LEADING Scottish football figures yesterday mourned the death of Bill Dickie, a former president of the Scottish football Association and current vice-chairman of Motherwell.
Dickie served as president for four years in the mid-Nineties and held this position when Scotland reached the finals of Euro 96, under manager Craig Brown. Dickie was also instrumental in bringing Brown to Fir Park, originally on a temporary basis, in 2009, following the sacking of then manager Jim Gannon.
Brown proved such a success that he stayed on for a year, until leaving to join Aberdeen last winter. Dickie was also on the board at Fir Park during Brown’s first spell at Motherwell as assistant manager to Willie McLean in the mid-Seventies. He was one of the longest serving directors in Scottish football with over 30 years of service.
“He had this ritual of coming down to the tunnel at half-time and at the end of the game,” remembered Brown. “As the players came off he was always there with a pat on the shoulder and a smile. Whenever a game was televised, you’d be able to see him there, welcoming the troops as they came in.”
While Brown’s professional relationship with Dickie stretches back to the Seventies he really got to know the man during their days together with Scotland. “I got on well with him, he was always courteous,” he recalled. “He was always straight up and down, as he was at Motherwell. You couldn’t fault him.”
Jack McGinn, the former Celtic chairman, served as vice-president under Dickie at the SFA and was in his company as recently as Saturday, having been invited to Fir Park as his guest for the Scottish Cup fourth-round tie between Motherwell and Queen’s Park. McGinn’s grandson, Paul, plays for the Glasgow amateurs and so McGinn watched Motherwell win 4-0 in the seat next to Dickie. “The news is particularly shattering for me in the circumstances,” said McGinn.
“He was a very able and likeable man,” he added. “He would chair meetings in a quiet but strong manner. He had a strong personality but was very personable. The thing that strikes me is that I also don’t remember him ever being ill.”
There is dispute about Dickie’s age, although it is understood he was in his eighties. However, no-one at Motherwell was able to confirm the exact age. “He was always coy about that,” said a club spokesman.
Among Dickie’s tasks in his capacity as chairman of Motherwell, a position he held between 2003 and 2008, was making public the death of Phil O’Donnell, following the skipper’s collapse during a match at Fir Park against Dundee United. Dickie could be said to be in with the bricks at Fir Park. An architect by trade, Dickie helped design both the two-tier South stand at the ground and also the Davie Cooper stand. His office was a few minutes’ walk from the club.

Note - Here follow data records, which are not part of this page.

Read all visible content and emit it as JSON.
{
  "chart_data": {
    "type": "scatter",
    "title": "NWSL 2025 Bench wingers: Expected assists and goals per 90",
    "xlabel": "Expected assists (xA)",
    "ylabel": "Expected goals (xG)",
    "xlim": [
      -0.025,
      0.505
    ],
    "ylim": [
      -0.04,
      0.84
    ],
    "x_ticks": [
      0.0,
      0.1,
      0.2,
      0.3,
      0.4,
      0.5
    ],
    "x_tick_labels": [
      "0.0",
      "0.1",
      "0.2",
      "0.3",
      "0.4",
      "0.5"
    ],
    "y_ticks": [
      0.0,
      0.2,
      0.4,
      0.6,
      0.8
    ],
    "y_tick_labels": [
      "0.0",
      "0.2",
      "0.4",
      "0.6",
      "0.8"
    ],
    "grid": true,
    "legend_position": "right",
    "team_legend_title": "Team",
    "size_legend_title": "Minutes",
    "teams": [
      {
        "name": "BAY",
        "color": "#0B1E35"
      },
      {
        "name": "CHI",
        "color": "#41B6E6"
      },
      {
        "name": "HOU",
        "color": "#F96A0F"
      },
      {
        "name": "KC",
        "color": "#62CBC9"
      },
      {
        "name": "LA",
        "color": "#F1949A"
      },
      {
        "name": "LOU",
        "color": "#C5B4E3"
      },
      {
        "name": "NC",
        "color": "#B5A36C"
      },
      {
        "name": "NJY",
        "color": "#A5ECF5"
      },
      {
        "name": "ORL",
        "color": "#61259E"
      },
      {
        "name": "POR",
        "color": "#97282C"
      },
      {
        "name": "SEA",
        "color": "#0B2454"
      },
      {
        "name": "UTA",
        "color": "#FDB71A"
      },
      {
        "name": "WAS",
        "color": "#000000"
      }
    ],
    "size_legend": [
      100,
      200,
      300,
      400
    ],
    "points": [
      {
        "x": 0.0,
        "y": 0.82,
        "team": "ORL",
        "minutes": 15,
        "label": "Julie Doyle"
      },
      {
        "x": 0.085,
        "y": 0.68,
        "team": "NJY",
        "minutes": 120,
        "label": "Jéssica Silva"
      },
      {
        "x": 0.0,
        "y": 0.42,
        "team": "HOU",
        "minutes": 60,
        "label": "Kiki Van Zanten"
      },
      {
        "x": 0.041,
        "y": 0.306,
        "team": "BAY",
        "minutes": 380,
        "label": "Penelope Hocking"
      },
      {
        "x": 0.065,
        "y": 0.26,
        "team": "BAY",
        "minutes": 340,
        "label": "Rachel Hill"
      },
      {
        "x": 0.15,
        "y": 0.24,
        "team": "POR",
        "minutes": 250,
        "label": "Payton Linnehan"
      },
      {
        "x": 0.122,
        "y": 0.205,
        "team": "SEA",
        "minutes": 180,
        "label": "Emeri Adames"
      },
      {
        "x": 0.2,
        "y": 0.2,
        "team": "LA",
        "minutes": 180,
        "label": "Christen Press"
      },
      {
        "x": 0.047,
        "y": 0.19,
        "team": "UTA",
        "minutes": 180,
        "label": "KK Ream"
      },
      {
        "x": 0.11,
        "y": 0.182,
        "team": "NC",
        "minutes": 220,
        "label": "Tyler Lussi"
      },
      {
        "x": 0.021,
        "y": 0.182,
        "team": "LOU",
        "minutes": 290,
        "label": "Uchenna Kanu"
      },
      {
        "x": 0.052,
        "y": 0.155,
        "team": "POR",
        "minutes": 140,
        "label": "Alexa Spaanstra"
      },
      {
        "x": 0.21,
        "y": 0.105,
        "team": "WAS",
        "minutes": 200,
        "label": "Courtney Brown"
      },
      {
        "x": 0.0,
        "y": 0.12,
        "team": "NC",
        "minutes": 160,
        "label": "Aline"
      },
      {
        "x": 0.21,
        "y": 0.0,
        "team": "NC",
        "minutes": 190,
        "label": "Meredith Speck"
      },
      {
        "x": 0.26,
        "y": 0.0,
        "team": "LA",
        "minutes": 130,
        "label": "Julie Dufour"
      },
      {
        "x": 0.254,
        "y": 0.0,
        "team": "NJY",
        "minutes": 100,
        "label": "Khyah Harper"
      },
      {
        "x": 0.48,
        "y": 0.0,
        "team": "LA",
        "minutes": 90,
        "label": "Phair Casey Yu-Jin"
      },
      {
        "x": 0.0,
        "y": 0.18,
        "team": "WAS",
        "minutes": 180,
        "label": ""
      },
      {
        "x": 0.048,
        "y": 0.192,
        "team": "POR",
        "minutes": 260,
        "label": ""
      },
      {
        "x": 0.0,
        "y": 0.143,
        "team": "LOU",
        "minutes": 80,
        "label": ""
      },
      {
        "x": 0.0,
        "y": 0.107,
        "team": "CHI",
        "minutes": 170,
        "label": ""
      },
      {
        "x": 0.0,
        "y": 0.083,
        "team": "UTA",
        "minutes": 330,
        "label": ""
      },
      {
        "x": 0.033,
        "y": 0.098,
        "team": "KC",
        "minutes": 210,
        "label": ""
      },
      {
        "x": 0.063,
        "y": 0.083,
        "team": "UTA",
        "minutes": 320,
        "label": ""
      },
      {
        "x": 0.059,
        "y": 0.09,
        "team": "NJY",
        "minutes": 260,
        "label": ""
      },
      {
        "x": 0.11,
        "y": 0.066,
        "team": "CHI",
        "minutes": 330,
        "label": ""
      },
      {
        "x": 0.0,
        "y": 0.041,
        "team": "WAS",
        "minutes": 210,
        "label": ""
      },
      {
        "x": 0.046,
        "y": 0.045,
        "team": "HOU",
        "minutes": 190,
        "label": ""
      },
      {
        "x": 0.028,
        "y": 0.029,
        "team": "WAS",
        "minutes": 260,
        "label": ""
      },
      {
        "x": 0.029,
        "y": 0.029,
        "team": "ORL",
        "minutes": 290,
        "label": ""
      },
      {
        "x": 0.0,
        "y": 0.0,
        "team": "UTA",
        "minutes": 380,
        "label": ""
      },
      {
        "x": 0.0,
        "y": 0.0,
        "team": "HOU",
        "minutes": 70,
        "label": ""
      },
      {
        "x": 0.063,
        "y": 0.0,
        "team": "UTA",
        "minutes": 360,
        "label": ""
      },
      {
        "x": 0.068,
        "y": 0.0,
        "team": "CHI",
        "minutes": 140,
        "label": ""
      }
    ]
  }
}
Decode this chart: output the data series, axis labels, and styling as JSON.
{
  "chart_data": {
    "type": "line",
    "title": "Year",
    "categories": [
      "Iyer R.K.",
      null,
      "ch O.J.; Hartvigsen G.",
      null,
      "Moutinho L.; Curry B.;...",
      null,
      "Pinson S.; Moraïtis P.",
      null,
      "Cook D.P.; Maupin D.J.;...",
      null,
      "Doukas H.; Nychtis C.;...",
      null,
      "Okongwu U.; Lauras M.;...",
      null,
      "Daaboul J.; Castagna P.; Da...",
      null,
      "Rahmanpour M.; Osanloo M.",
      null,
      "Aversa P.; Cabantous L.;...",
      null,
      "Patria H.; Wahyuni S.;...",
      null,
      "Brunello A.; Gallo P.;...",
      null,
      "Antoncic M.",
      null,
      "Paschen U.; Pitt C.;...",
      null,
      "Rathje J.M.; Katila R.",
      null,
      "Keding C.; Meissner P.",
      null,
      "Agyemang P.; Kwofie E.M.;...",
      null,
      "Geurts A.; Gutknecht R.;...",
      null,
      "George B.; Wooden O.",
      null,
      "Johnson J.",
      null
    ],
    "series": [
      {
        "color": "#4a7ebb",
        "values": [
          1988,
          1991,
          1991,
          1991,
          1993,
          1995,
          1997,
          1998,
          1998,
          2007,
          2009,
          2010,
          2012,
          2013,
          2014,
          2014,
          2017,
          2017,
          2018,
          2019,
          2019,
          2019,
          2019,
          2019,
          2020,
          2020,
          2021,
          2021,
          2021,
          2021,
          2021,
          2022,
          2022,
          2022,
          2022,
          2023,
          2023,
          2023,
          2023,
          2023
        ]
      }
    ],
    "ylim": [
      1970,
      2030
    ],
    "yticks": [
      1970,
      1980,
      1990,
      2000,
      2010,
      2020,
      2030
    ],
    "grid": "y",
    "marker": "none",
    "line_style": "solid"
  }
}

Motherwell struggled to come to terms with his death yesterday. “Everyone is absolutely devastated by Bill’s sudden passing,” said Leeann Dempster, the club’s chief executive. “He was one of those characters that was so bright and bubbly; it has come as a great shock to everyone at Fir Park.
“Indeed, just last Saturday he was in and around the club for the Scottish Cup clash with Queen’s Park being his usual self. He was being very positive about the team and the future of the club in his own unique style.
“It goes without saying that we would like to pass on our deepest condolences to Bill’s family and close friends at this very sad time.”
Sieb Dykstra, the former Motherwell goalkeeper, paid his own tribute. “A true gentleman who was a very influential person inside Motherwell,” he said. Current player Steven Saunders said he had been left “devastated” by the news. “He will be missed by all,” he added.
Campbell Ogilvie, the current SFA president, extended his deepest sympathies to the Dickie family and everyone at Motherwell on behalf of the board of directors and staff at the SFA. “We are all shocked and saddened to learn of Bill’s death,” he said. “It was sudden and unexpected, especially as he was both very active within the club, as vice-chairman, and in his personal life. He will indeed be much missed by all who knew him.
“He was a tremendously passionate and committed administrator of the game,” he added. “More importantly, he was a lover of Scottish football and a man who was respected by all for his integrity and professionalism.
“Bill served on the Scottish FA Council for many years and became president from season 1993/94 to 1996/97. His involvement with the Scottish FA continued well beyond his period of presidency and his support of the Scotland national team was much appreciated. He was very highly thought of here at Hampden Park and his passing will be a great loss to Scottish football.”
Motherwell plan to hold a tribute to Dickie at this weekend’s Scottish Premier League match against Inverness Caledonian Thistle. The players will wear black armbands and there will be a minute’s applause.